Morphological responses of the rainbow trout (Oncorhynchus mykiss) gill to hyperoxia, base (NaHCO3) and acid (HCl) infusions.

Marked morphological responses occur in the gills of freshwater rainbow trout in response to experimental acid-base disturbance and these responses play an important role in acid-base correction. Compensated respiratory acidosis induced by 70h exposure to environmental hyperoxia (elevated water PO2) caused a 33% decrease in branchial chloride cell fractional surface area (CCFA). Metabolic alkalosis induced by normoxic recovery (6h) from hyperoxia (72h) caused a 50% increase in CCFA, whereas metabolic alkalosis induced by infusion (19h) of NaHCO3 caused a 70% rise. However, the largest increase (135%) in CCFA was seen in response to infusion (19h) of HCl. NaCl infusion had no effect.

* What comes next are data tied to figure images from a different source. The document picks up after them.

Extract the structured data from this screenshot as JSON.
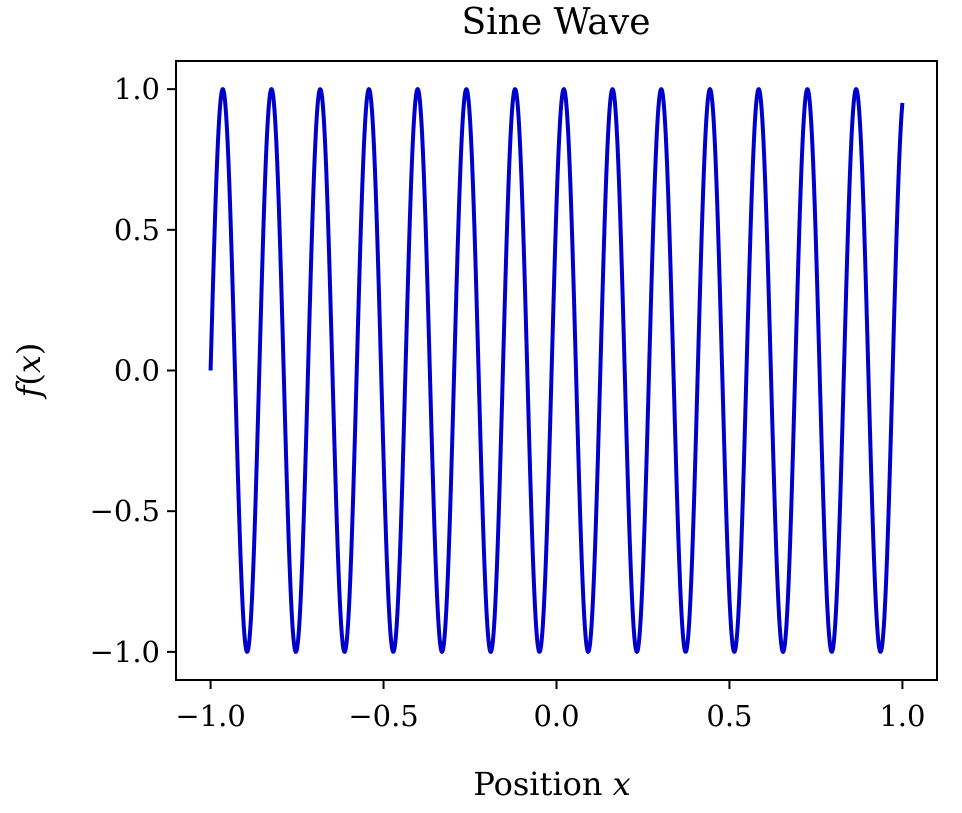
{
  "chart_data": {
    "type": "line",
    "title": "Sine Wave",
    "xlabel": "Position x",
    "ylabel": "f(x)",
    "xlim": [
      -1.1,
      1.1
    ],
    "ylim": [
      -1.1,
      1.1
    ],
    "xticks": [
      -1.0,
      -0.5,
      0.0,
      0.5,
      1.0
    ],
    "yticks": [
      -1.0,
      -0.5,
      0.0,
      0.5,
      1.0
    ],
    "xtick_labels": [
      "−1.0",
      "−0.5",
      "0.0",
      "0.5",
      "1.0"
    ],
    "ytick_labels": [
      "−1.0",
      "−0.5",
      "0.0",
      "0.5",
      "1.0"
    ],
    "grid": false,
    "legend": "none",
    "series": [
      {
        "function": "sin(2π·7.1·(x+1))",
        "amplitude": 1.0,
        "frequency": 7.1,
        "x_range": [
          -1.0,
          1.0
        ],
        "color": "#0000cc"
      }
    ]
  }
}
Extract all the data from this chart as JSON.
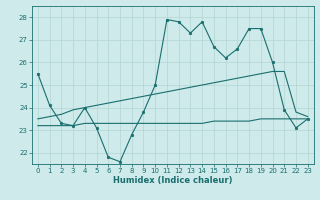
{
  "xlabel": "Humidex (Indice chaleur)",
  "background_color": "#ceeaea",
  "grid_color": "#b8d8d8",
  "line_color": "#1a6e6e",
  "xlim": [
    -0.5,
    23.5
  ],
  "ylim": [
    21.5,
    28.5
  ],
  "yticks": [
    22,
    23,
    24,
    25,
    26,
    27,
    28
  ],
  "xticks": [
    0,
    1,
    2,
    3,
    4,
    5,
    6,
    7,
    8,
    9,
    10,
    11,
    12,
    13,
    14,
    15,
    16,
    17,
    18,
    19,
    20,
    21,
    22,
    23
  ],
  "series1_x": [
    0,
    1,
    2,
    3,
    4,
    5,
    6,
    7,
    8,
    9,
    10,
    11,
    12,
    13,
    14,
    15,
    16,
    17,
    18,
    19,
    20,
    21,
    22,
    23
  ],
  "series1_y": [
    25.5,
    24.1,
    23.3,
    23.2,
    24.0,
    23.1,
    21.8,
    21.6,
    22.8,
    23.8,
    25.0,
    27.9,
    27.8,
    27.3,
    27.8,
    26.7,
    26.2,
    26.6,
    27.5,
    27.5,
    26.0,
    23.9,
    23.1,
    23.5
  ],
  "series2_x": [
    0,
    1,
    2,
    3,
    4,
    5,
    6,
    7,
    8,
    9,
    10,
    11,
    12,
    13,
    14,
    15,
    16,
    17,
    18,
    19,
    20,
    21,
    22,
    23
  ],
  "series2_y": [
    23.2,
    23.2,
    23.2,
    23.2,
    23.3,
    23.3,
    23.3,
    23.3,
    23.3,
    23.3,
    23.3,
    23.3,
    23.3,
    23.3,
    23.3,
    23.4,
    23.4,
    23.4,
    23.4,
    23.5,
    23.5,
    23.5,
    23.5,
    23.5
  ],
  "series3_x": [
    0,
    1,
    2,
    3,
    4,
    5,
    6,
    7,
    8,
    9,
    10,
    11,
    12,
    13,
    14,
    15,
    16,
    17,
    18,
    19,
    20,
    21,
    22,
    23
  ],
  "series3_y": [
    23.5,
    23.6,
    23.7,
    23.9,
    24.0,
    24.1,
    24.2,
    24.3,
    24.4,
    24.5,
    24.6,
    24.7,
    24.8,
    24.9,
    25.0,
    25.1,
    25.2,
    25.3,
    25.4,
    25.5,
    25.6,
    25.6,
    23.8,
    23.6
  ],
  "xlabel_fontsize": 6.0,
  "tick_fontsize": 5.0
}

A particular goal was to assess the relative importance of changes in CCFA vs. changes in internal substrate (HCO3 (-)) availability in regulating the activity of the branchial Cl(-)/HCO3 (-) exchange system. For each of the experimental treatments, the accompanying blood acid-base status and branchial transport kinetics (Km, Jmax) for Cl(-) uptake had been determined in earlier studies. In the present study, a positive linear relationship was established between CCFA and J(Cl-) max in individual control fish in the absence of an acid-base disturbance. By reference to this relationship, observed changes in J(Cl-) max during metabolic acid-base disturbances were clearly due to changes in both CCFA and internal substrate levels (plasma [HCO3 (-)]) with the two factors having approximately equal influence.